- Kadkhodalu
- Coordinates: 39°06′35″N 47°32′26″E﻿ / ﻿39.10972°N 47.54056°E
- Country: Iran
- Province: Ardabil
- County: Ungut
- District: Darrehrud
- Rural District: Darrehrud-e Shomali

Population (2016)
- • Total: 189
- Time zone: UTC+3:30 (IRST)

= Kadkhodalu =

Village in Ardabil province, Iran

Kadkhodalu (كدخدالو} (Note: Also romanized as Kadkhodālū) is a village in Darrehrud-e Shomali Rural District of Darrehrud District in Ungut County, Ardabil province, Iran.

==Demographics==
===Population===
At the time of the 2006 National Census, the village's population was 274 in 50 households, when it was in Angut-e Gharbi Rural District of Ungut District (Note: Renamed the Central District of Ungut County) in Germi County. (Note: Formerly Moghan County) The following census in 2011 counted 241 people in 59 households.
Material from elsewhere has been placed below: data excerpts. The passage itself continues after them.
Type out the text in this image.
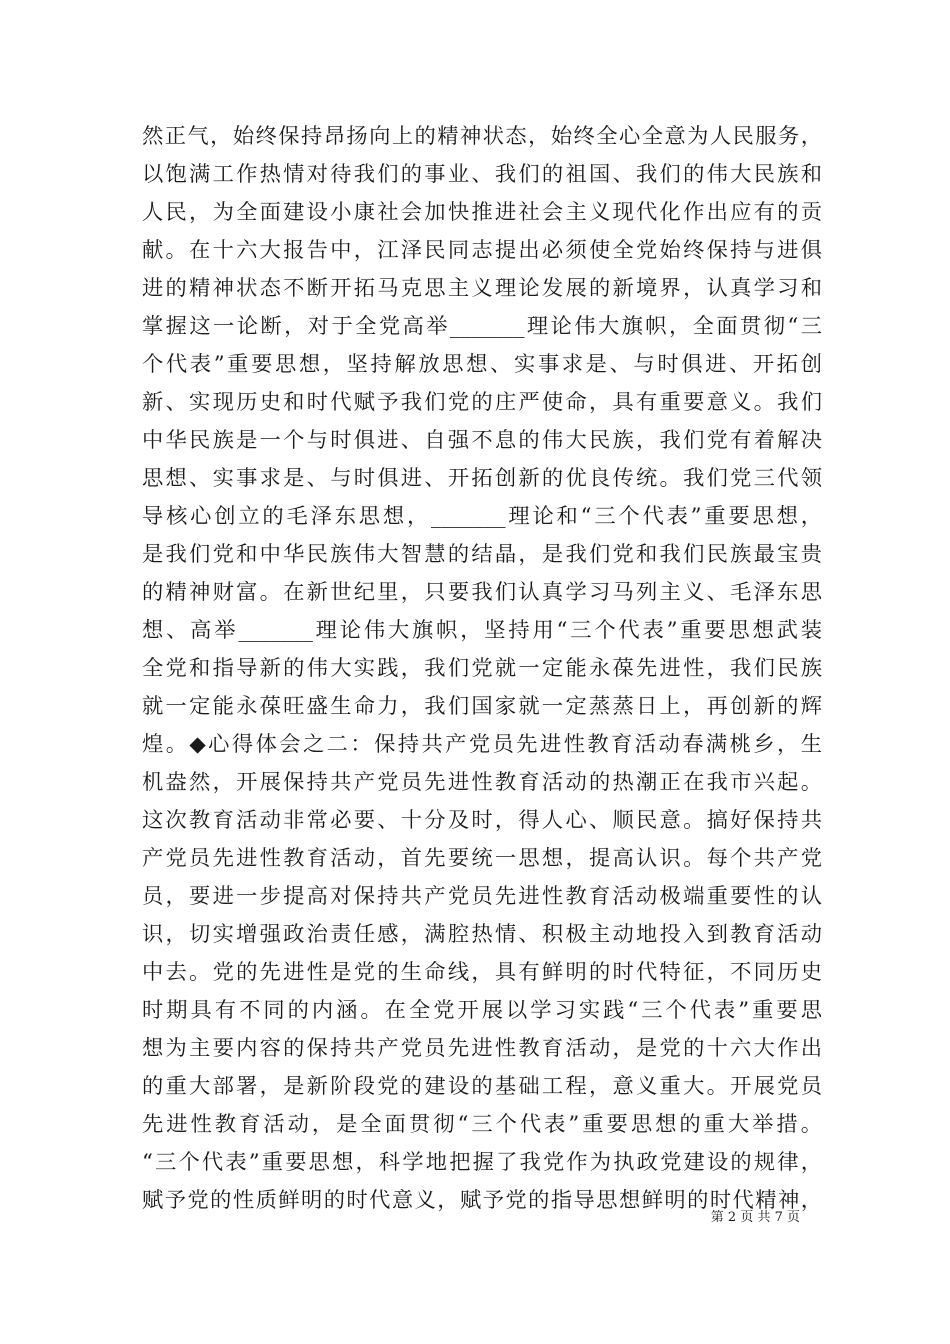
然正气，始终保持昂扬向上的精神状态，始终全心全意为人民服务，
以饱满工作热情对待我们的事业、我们的祖国、我们的伟大民族和
人民，为全面建设小康社会加快推进社会主义现代化作出应有的贡
献。在十六大报告中，江泽民同志提出必须使全党始终保持与进俱
进的精神状态不断开拓马克思主义理论发展的新境界，认真学习和
掌握这一论断，对于全党高举_______理论伟大旗帜，全面贯彻“三
个代表”重要思想，坚持解放思想、实事求是、与时俱进、开拓创
新、实现历史和时代赋予我们党的庄严使命，具有重要意义。我们
中华民族是一个与时俱进、自强不息的伟大民族，我们党有着解决
思想、实事求是、与时俱进、开拓创新的优良传统。我们党三代领
导核心创立的毛泽东思想，_______理论和“三个代表”重要思想，
是我们党和中华民族伟大智慧的结晶，是我们党和我们民族最宝贵
的精神财富。在新世纪里，只要我们认真学习马列主义、毛泽东思
想、高举_______理论伟大旗帜，坚持用“三个代表”重要思想武装
全党和指导新的伟大实践，我们党就一定能永葆先进性，我们民族
就一定能永葆旺盛生命力，我们国家就一定蒸蒸日上，再创新的辉
煌。◆心得体会之二：保持共产党员先进性教育活动春满桃乡，生
机盎然，开展保持共产党员先进性教育活动的热潮正在我市兴起。
这次教育活动非常必要、十分及时，得人心、顺民意。搞好保持共
产党员先进性教育活动，首先要统一思想，提高认识。每个共产党
员，要进一步提高对保持共产党员先进性教育活动极端重要性的认
识，切实增强政治责任感，满腔热情、积极主动地投入到教育活动
中去。党的先进性是党的生命线，具有鲜明的时代特征，不同历史
时期具有不同的内涵。在全党开展以学习实践“三个代表”重要思
想为主要内容的保持共产党员先进性教育活动，是党的十六大作出
的重大部署，是新阶段党的建设的基础工程，意义重大。开展党员
先进性教育活动，是全面贯彻“三个代表”重要思想的重大举措。
“三个代表”重要思想，科学地把握了我党作为执政党建设的规律，
赋予党的性质鲜明的时代意义，赋予党的指导思想鲜明的时代精神，
第 2 页 共 7 页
The 2016 census measured the population of the village as 189 people in 46 households.

In 2019, the district was separated from the county in the establishment of Ungut County and renamed the Central District. Kadkhodalu was transferred to Darrehrud-e Shomali Rural District created in the new Darrehrud District.